NEO
Photo Credit: Riot Games

A new organisation is shaping the EMEA tier-two League of Legends scene. New Esports Org. (NEO) runs two of the ecosystem's key League of Legends competitions — the EMEA Masters and League of Legends Game Changers Rising (LGC Rising) — alongside a wider portfolio that already includes Evo France and the EVA Pro League. Its founders sat down with RFT to explain where the company came from, how it sees these properties, and where it wants to take them.

NEO was born out of a leadership change. Bertrand Amar, who had led Webedia's esports activities since 2016 and helped create the LFL, left the company at the end of 2025. The split was amicable and, by his account, strategically clean. Webedia wanted to keep operating French-focused products like the LFL, while the more international and riskier projects fit less neatly into its plans. "We wanted to build the NEO adventure on products that look further than France," Amar said. He framed the new company around that ambition, founded in partnership with Mathieu Dallon, one of the founding figures of esports and the creator of the Esports World Cup (ESWC).

That international outlook is the reason NEO took over the EMEA Masters. The competition mattered deeply to Amar's team, which had nurtured it for years — through the LFL, its second division, and side products like the Coupe des Étoiles — before eventually taking on the EMEA Masters production itself. When the move to create NEO took shape, the team flagged its intentions to Riot Games early, and the handover happened naturally. "It's a competition we're extremely attached to," Amar said, calling it a major pillar in NEO's development and pointing to its trajectory, including last year's qualification pathway toward the LEC.

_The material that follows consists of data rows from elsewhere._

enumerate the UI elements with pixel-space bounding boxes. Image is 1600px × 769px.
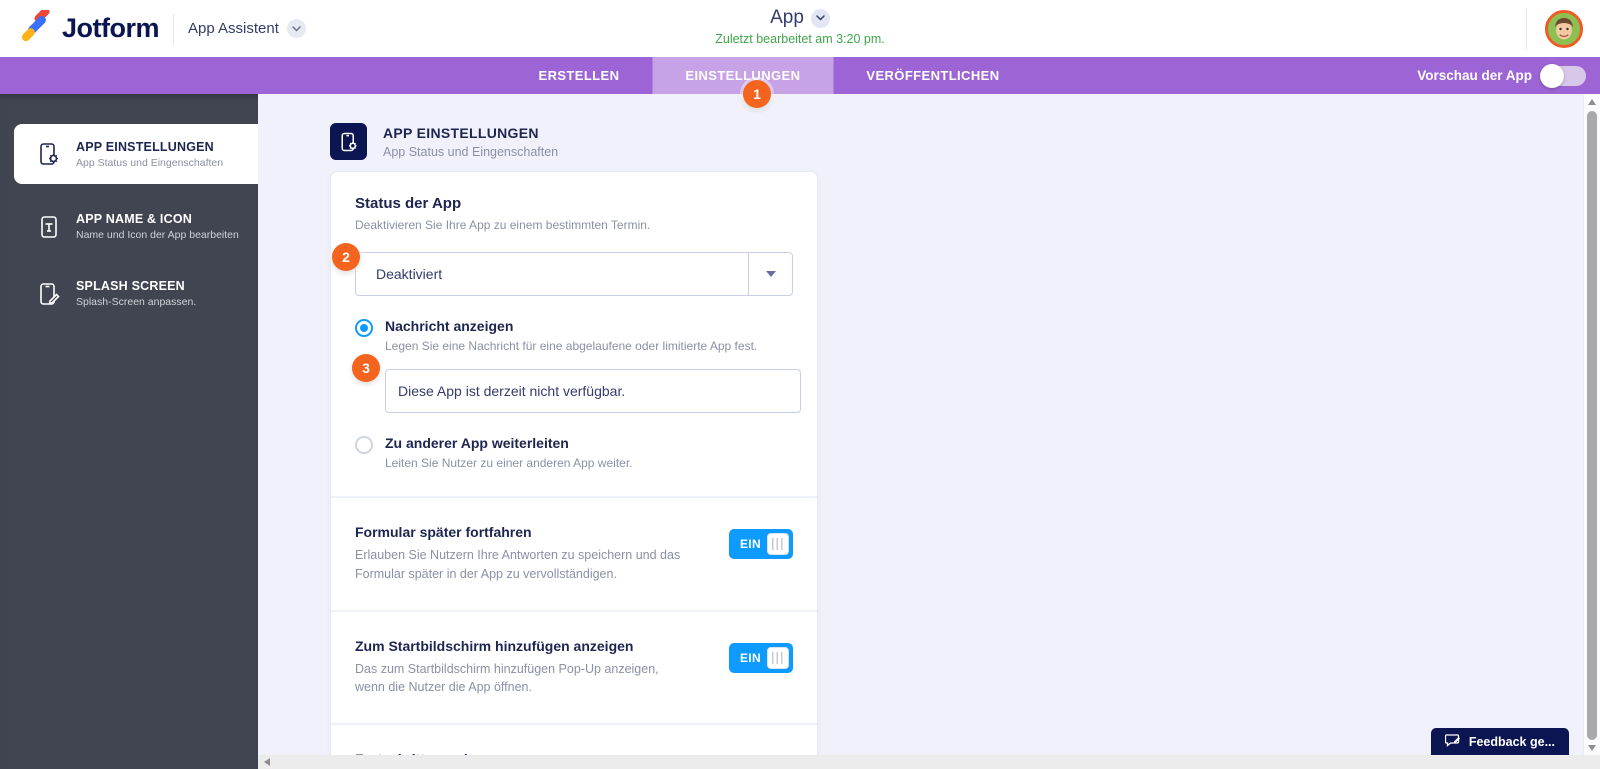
toggle-knob bbox=[1540, 64, 1564, 88]
toggle-state-label: EIN bbox=[740, 651, 761, 665]
setting-title: Formular später fortfahren bbox=[355, 524, 713, 540]
tab-veroeffentlichen[interactable]: VERÖFFENTLICHEN bbox=[833, 57, 1032, 94]
tab-erstellen[interactable]: ERSTELLEN bbox=[506, 57, 653, 94]
radio-redirect-app[interactable]: Zu anderer App weiterleiten Leiten Sie N… bbox=[355, 435, 793, 470]
header-divider bbox=[1526, 8, 1527, 50]
horizontal-scrollbar[interactable] bbox=[258, 755, 1583, 769]
setting-title: Zum Startbildschirm hinzufügen anzeigen bbox=[355, 638, 713, 654]
scroll-left-arrow-icon[interactable] bbox=[264, 758, 270, 766]
continue-later-toggle[interactable]: EIN bbox=[729, 529, 793, 559]
vertical-scrollbar[interactable] bbox=[1583, 94, 1600, 755]
mode-navbar: ERSTELLEN EINSTELLUNGEN VERÖFFENTLICHEN … bbox=[0, 57, 1600, 94]
scroll-down-arrow-icon[interactable] bbox=[1588, 745, 1596, 751]
sidebar-item-subtitle: App Status und Eingenschaften bbox=[76, 157, 223, 169]
vertical-scrollbar-thumb[interactable] bbox=[1587, 111, 1597, 740]
radio-description: Leiten Sie Nutzer zu einer anderen App w… bbox=[385, 456, 633, 470]
setting-row-continue-later: Formular später fortfahren Erlauben Sie … bbox=[331, 496, 817, 610]
sidebar-item-app-einstellungen[interactable]: APP EINSTELLUNGEN App Status und Eingens… bbox=[14, 124, 258, 184]
setting-row-add-to-homescreen: Zum Startbildschirm hinzufügen anzeigen … bbox=[331, 610, 817, 724]
feedback-icon bbox=[1445, 733, 1461, 750]
setting-row-progress-bar: Fortschrittsanzeige Zeigen Sie den Benut… bbox=[331, 723, 817, 755]
scroll-up-arrow-icon[interactable] bbox=[1588, 99, 1596, 105]
sidebar-item-subtitle: Name und Icon der App bearbeiten bbox=[76, 229, 239, 241]
phone-gear-icon bbox=[36, 141, 62, 167]
content-area: APP EINSTELLUNGEN App Status und Eingens… bbox=[0, 94, 1600, 769]
toggle-knob bbox=[767, 533, 789, 555]
preview-app-label: Vorschau der App bbox=[1417, 68, 1532, 83]
sidebar-item-title: SPLASH SCREEN bbox=[76, 279, 196, 293]
app-assistant-label: App Assistent bbox=[188, 20, 279, 37]
radio-button-unchecked[interactable] bbox=[355, 436, 373, 454]
setting-description: Das zum Startbildschirm hinzufügen Pop-U… bbox=[355, 660, 685, 698]
page-title: APP EINSTELLUNGEN bbox=[383, 125, 558, 141]
step-badge-2: 2 bbox=[332, 243, 360, 271]
settings-main-panel: APP EINSTELLUNGEN App Status und Eingens… bbox=[258, 94, 1583, 755]
logo-wordmark: Jotform bbox=[62, 13, 159, 44]
phone-text-icon bbox=[36, 214, 62, 240]
dropdown-button[interactable] bbox=[748, 253, 792, 295]
chevron-down-icon bbox=[811, 9, 830, 28]
status-section-title: Status der App bbox=[355, 195, 793, 212]
feedback-button[interactable]: Feedback ge... bbox=[1431, 728, 1569, 755]
radio-show-message[interactable]: Nachricht anzeigen Legen Sie eine Nachri… bbox=[355, 318, 793, 353]
sidebar-item-title: APP NAME & ICON bbox=[76, 212, 239, 226]
last-edited-status: Zuletzt bearbeitet am 3:20 pm. bbox=[600, 32, 1000, 46]
sidebar-item-title: APP EINSTELLUNGEN bbox=[76, 140, 223, 154]
scrollbar-corner bbox=[1583, 755, 1600, 769]
dropdown-selected-value: Deaktiviert bbox=[356, 266, 442, 282]
app-status-dropdown[interactable]: Deaktiviert bbox=[355, 252, 793, 296]
chevron-down-icon bbox=[287, 19, 306, 38]
feedback-label: Feedback ge... bbox=[1469, 735, 1555, 749]
caret-down-icon bbox=[766, 271, 776, 277]
jotform-logo-icon bbox=[20, 10, 52, 47]
sidebar-item-subtitle: Splash-Screen anpassen. bbox=[76, 296, 196, 308]
radio-button-checked[interactable] bbox=[355, 319, 373, 337]
page-subtitle: App Status und Eingenschaften bbox=[383, 145, 558, 159]
app-title-dropdown[interactable]: App bbox=[600, 7, 1000, 29]
app-settings-icon bbox=[330, 123, 367, 160]
settings-sidebar: APP EINSTELLUNGEN App Status und Eingens… bbox=[0, 94, 258, 769]
phone-pencil-icon bbox=[36, 281, 62, 307]
radio-description: Legen Sie eine Nachricht für eine abgela… bbox=[385, 339, 757, 353]
app-header: Jotform App Assistent App Zuletzt bearbe… bbox=[0, 0, 1600, 57]
jotform-logo[interactable]: Jotform bbox=[20, 10, 159, 47]
step-badge-1: 1 bbox=[743, 80, 771, 108]
settings-card: Status der App Deaktivieren Sie Ihre App… bbox=[330, 171, 818, 755]
radio-label: Nachricht anzeigen bbox=[385, 318, 757, 334]
app-assistant-menu[interactable]: App Assistent bbox=[188, 19, 306, 38]
step-badge-3: 3 bbox=[352, 354, 380, 382]
app-title: App bbox=[770, 7, 804, 29]
add-to-homescreen-toggle[interactable]: EIN bbox=[729, 643, 793, 673]
setting-description: Erlauben Sie Nutzern Ihre Antworten zu s… bbox=[355, 546, 685, 584]
header-divider bbox=[173, 14, 174, 44]
sidebar-item-splash-screen[interactable]: SPLASH SCREEN Splash-Screen anpassen. bbox=[0, 269, 258, 318]
toggle-knob bbox=[767, 647, 789, 669]
radio-label: Zu anderer App weiterleiten bbox=[385, 435, 633, 451]
preview-app-toggle[interactable] bbox=[1542, 66, 1586, 86]
toggle-state-label: EIN bbox=[740, 537, 761, 551]
status-section-subtitle: Deaktivieren Sie Ihre App zu einem besti… bbox=[355, 218, 793, 232]
sidebar-item-app-name-icon[interactable]: APP NAME & ICON Name und Icon der App be… bbox=[0, 202, 258, 251]
unavailable-message-input[interactable] bbox=[385, 369, 801, 413]
user-avatar[interactable] bbox=[1545, 10, 1583, 48]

A more condensed Spring, by design

This year's Spring EMEA Masters was originally built around a more compact format than previous editions, and Yoann Bouchard, NEO's director, laid out the reasoning. The EMEA Masters had traditionally grown split by split — the basic idea being a one-week first split, a two-week second split, and a three-week third, with stakes and team counts rising toward the off-season. But 2026 reshuffled those priorities.